Le géant fit un gros effort pour se maîtriser et dit :
_ « Oh ! peu m'importe que ton maître vienne ou pas ; mais dis-moi est-il aussi grand que moi lorsque nous nous sommes rencontrés dans le col ? Je ne suis pas curieux, mais je veux seulement savoir."
_ « Est-ce vraiment la plus grande transformation que vous puissiez réaliser ? » dit Gille Macdonald pour ne pas paraître pris au dépourvu.
_ "Oui, en effet" dit le géant, "Et je suis certain que c’est plus grand que ce à quoi vous êtes habitué."
Alors Gille Macdonald éclata de rire.
_ " Vous m'excuserez," dit-il, "mais vous aurez l’air d’un bébé à côté de lui, si c'est tout ce que vous pouvez faire."
Inquiet en entendant cela, le géant se dirigea de nouveau vers la cheminée et donna des coups de pied dans les bûches enflammées d'un côté à l'autre du foyer pour cacher la frayeur dans laquelle il se trouvait maintenant.

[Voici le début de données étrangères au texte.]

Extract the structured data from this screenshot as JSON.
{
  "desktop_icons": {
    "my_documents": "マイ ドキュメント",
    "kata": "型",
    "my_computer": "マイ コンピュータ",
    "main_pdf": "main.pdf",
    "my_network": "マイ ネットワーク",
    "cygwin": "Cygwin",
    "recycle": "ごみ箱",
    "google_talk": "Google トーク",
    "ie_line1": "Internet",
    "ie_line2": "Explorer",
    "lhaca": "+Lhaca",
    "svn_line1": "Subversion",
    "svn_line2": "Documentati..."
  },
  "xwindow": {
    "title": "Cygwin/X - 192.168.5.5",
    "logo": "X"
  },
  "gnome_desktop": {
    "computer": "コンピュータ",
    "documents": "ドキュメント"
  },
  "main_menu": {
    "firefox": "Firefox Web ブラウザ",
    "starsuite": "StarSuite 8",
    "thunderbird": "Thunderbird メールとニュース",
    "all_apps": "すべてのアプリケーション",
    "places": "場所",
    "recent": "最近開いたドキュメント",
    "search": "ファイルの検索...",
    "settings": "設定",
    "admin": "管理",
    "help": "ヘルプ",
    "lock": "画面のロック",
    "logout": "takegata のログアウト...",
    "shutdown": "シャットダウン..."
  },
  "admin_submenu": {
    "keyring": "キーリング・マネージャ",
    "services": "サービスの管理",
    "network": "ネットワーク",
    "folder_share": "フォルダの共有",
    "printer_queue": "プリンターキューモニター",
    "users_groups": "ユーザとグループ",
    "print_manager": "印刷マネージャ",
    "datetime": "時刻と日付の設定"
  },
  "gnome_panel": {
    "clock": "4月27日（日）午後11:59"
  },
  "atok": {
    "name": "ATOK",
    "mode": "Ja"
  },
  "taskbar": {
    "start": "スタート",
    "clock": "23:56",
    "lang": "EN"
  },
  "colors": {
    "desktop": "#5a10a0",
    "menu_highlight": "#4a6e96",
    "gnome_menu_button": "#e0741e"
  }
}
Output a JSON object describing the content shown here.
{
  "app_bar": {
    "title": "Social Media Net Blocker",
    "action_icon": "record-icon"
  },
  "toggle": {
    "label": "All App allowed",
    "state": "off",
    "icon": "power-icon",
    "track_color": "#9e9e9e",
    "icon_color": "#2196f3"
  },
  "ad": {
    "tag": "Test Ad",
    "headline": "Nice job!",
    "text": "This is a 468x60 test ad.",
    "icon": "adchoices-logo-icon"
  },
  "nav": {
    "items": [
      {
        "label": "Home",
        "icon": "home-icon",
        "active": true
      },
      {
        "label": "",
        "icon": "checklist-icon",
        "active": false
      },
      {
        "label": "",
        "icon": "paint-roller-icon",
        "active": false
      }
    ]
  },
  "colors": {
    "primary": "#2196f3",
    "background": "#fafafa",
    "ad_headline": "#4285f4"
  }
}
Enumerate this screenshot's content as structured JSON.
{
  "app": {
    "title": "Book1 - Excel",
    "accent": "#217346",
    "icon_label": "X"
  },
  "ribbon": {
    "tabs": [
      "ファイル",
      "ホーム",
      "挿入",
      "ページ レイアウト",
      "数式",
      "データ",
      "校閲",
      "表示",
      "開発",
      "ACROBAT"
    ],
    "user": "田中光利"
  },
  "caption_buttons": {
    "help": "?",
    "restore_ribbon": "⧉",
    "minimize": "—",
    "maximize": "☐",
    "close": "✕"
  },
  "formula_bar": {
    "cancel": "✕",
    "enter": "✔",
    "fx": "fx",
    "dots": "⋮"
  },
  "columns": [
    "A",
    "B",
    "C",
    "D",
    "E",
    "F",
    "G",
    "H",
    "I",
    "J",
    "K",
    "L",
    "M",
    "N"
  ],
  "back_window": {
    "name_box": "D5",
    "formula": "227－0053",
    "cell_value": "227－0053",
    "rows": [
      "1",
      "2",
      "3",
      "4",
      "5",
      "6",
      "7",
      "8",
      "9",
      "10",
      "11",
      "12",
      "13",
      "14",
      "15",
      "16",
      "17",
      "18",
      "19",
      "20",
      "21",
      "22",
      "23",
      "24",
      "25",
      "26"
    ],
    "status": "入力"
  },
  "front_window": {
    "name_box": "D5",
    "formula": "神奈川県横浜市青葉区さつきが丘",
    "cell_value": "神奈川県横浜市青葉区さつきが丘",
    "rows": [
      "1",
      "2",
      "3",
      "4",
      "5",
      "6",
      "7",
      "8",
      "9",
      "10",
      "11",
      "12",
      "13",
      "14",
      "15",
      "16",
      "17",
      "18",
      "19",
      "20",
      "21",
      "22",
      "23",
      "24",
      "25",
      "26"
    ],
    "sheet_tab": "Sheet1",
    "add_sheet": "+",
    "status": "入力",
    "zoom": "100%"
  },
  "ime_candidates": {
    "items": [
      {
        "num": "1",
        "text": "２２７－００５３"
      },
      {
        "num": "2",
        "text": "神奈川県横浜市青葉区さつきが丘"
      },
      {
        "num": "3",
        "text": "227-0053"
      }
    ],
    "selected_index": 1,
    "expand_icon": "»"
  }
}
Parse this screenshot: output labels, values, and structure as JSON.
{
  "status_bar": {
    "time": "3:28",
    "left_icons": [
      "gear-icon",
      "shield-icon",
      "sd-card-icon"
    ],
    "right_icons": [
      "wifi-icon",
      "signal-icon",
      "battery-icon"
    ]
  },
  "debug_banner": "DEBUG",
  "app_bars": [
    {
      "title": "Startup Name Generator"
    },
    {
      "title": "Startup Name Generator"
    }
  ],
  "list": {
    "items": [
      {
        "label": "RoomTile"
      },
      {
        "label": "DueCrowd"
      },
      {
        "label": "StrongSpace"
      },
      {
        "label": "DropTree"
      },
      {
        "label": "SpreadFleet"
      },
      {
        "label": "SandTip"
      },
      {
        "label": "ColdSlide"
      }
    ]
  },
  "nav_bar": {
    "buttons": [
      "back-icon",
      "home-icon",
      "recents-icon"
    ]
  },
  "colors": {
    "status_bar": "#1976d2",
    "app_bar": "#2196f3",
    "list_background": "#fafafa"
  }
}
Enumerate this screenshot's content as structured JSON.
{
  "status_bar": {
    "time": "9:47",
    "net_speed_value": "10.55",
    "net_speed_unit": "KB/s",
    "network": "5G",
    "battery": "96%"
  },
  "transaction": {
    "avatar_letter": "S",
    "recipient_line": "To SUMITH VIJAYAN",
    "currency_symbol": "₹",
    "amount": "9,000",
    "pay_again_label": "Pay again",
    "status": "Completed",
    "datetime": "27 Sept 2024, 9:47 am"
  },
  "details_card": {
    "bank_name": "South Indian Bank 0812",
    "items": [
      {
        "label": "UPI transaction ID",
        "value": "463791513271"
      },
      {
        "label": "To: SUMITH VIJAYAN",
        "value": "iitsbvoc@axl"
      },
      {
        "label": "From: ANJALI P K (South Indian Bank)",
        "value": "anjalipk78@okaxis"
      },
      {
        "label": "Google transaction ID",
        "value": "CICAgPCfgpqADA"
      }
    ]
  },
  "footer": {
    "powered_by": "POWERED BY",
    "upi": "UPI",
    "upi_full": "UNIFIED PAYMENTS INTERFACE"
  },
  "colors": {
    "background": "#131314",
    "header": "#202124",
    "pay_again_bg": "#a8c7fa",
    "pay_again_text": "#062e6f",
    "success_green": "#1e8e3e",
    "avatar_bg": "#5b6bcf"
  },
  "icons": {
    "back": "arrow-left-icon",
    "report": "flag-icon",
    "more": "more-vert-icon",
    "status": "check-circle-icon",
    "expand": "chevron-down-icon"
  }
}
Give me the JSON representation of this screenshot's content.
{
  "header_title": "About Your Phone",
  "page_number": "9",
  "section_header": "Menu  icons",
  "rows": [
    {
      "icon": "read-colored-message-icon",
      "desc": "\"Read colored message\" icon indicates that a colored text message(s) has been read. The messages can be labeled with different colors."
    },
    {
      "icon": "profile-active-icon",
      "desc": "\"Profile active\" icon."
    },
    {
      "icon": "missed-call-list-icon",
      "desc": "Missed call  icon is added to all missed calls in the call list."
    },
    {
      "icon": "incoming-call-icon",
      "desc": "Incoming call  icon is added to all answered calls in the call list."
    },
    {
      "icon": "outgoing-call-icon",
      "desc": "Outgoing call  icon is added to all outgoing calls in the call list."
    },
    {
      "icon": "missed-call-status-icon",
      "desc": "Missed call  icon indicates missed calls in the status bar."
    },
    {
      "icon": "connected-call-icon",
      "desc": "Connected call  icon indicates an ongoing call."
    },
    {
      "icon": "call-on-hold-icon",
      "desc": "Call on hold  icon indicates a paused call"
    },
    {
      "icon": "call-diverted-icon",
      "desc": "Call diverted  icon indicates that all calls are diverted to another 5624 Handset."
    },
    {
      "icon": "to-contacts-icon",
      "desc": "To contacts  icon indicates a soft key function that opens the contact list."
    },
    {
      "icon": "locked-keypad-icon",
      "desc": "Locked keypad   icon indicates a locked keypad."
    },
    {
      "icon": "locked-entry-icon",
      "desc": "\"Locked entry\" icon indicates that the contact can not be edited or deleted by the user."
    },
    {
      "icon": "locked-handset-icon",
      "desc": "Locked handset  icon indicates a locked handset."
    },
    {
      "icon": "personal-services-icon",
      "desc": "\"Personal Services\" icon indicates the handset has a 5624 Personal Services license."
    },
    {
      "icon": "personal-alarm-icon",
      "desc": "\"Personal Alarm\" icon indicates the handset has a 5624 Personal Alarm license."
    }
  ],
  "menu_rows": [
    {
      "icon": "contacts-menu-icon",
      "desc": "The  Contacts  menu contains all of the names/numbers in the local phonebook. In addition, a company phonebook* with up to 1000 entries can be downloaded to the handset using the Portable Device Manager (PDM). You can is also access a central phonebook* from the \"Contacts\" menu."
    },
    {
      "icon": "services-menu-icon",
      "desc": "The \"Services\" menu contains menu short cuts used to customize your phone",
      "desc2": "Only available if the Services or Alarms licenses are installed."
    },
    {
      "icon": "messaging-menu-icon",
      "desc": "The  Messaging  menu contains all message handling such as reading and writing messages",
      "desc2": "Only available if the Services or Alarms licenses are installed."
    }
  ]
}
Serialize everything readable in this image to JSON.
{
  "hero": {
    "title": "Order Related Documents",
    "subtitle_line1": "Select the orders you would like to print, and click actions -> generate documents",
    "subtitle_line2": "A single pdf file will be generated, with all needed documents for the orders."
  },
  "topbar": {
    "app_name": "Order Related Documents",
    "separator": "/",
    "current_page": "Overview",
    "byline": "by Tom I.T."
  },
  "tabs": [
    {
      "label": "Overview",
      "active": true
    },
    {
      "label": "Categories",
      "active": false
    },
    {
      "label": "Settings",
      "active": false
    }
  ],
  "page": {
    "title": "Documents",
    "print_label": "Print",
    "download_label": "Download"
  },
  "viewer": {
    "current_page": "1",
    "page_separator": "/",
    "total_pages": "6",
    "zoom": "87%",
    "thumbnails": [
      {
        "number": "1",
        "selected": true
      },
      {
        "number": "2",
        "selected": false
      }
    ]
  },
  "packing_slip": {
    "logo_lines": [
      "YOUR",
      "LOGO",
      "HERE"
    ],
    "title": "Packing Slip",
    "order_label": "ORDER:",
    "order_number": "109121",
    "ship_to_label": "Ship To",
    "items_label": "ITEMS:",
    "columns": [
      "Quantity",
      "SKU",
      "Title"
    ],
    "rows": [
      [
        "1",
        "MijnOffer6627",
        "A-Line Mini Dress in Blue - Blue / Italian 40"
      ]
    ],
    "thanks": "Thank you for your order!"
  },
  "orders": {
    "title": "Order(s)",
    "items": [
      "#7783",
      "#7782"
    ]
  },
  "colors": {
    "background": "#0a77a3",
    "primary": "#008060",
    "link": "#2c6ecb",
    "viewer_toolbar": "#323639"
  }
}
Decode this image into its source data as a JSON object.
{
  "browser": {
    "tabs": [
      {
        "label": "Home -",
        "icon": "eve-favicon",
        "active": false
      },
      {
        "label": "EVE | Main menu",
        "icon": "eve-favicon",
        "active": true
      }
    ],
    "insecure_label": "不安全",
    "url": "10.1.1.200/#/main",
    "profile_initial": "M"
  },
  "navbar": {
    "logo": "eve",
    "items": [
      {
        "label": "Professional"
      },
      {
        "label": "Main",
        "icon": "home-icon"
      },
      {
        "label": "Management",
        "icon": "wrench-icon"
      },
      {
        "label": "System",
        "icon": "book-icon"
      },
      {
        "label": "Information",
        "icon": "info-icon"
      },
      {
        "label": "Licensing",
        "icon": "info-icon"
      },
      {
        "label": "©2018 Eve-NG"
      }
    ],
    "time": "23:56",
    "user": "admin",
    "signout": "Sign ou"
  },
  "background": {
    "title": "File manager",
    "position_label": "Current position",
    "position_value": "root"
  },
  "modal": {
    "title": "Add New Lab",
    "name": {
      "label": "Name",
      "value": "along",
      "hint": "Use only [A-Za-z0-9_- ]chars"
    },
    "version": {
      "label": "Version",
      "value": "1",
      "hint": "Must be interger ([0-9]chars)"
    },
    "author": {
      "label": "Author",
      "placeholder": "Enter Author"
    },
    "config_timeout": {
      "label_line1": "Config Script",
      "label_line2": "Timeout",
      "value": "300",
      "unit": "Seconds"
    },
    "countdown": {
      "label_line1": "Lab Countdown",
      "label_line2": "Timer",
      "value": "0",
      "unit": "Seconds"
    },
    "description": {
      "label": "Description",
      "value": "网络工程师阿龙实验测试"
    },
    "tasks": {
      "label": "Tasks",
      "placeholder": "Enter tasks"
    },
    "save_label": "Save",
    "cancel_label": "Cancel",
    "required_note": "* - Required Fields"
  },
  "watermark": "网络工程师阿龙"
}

_ "Je pense que vous feriez mieux de partir immédiatement", dit-il "J'aurais aimé ne jamais avoir vu votre vilain visage."
_ "Ce n'est pas très poli de me chasser ainsi", dit Gille Macdonald, "d'autant plus que vous étiez si intéressé de faire ma connaissance sur la route."
_ "Sortez de cet endroit immédiatement!" rugit le géant. "Voici une bourse pleine de belles pièces d’or pour boire à ma santé, si vous voulez bien vous taire et partir."
Gille Macdonald prit la bourse et se dirigea vers la porte, mais il faisait seulement semblant de partir, car il voyait que le géant était complètement intimidé, et il n'avait pas l'intention de quitter le château sans un trésor après tous ses ennuis. Alors il se retourna, au moment où il quittait la salle, et dit :
_« C'est vraiment très gentil de votre part de me donner cette bourse et de me laisser repartir chez moi ; c'est plus que ce à quoi je m'attendais, donc je pense que c'est de mon devoir de vous dire que, que je parte ou que je reste, mon maître viendra ici après moi, car une fois sur la piste des brogues d’airain, il ne la quitte jamais. Vous feriez donc mieux d'être préparé à sa venue. Chut! Écoutez. N’entendez – vous rien ? »
A ce moment un coup de vent balaya la tour ;
_ "Le voilà qui se mouche ! Mais ne vous inquiétez pas ; il est encore à des kilomètres et des kilomètres."
_ « Entrez et asseyez-vous, » dit le géant, « et dites-moi comment je peux échapper à l'attention de votre maître ; car il semble être un type irascible, et je n'aimerais pas avoir une querelle avec un de vos amis dans ma propre maison.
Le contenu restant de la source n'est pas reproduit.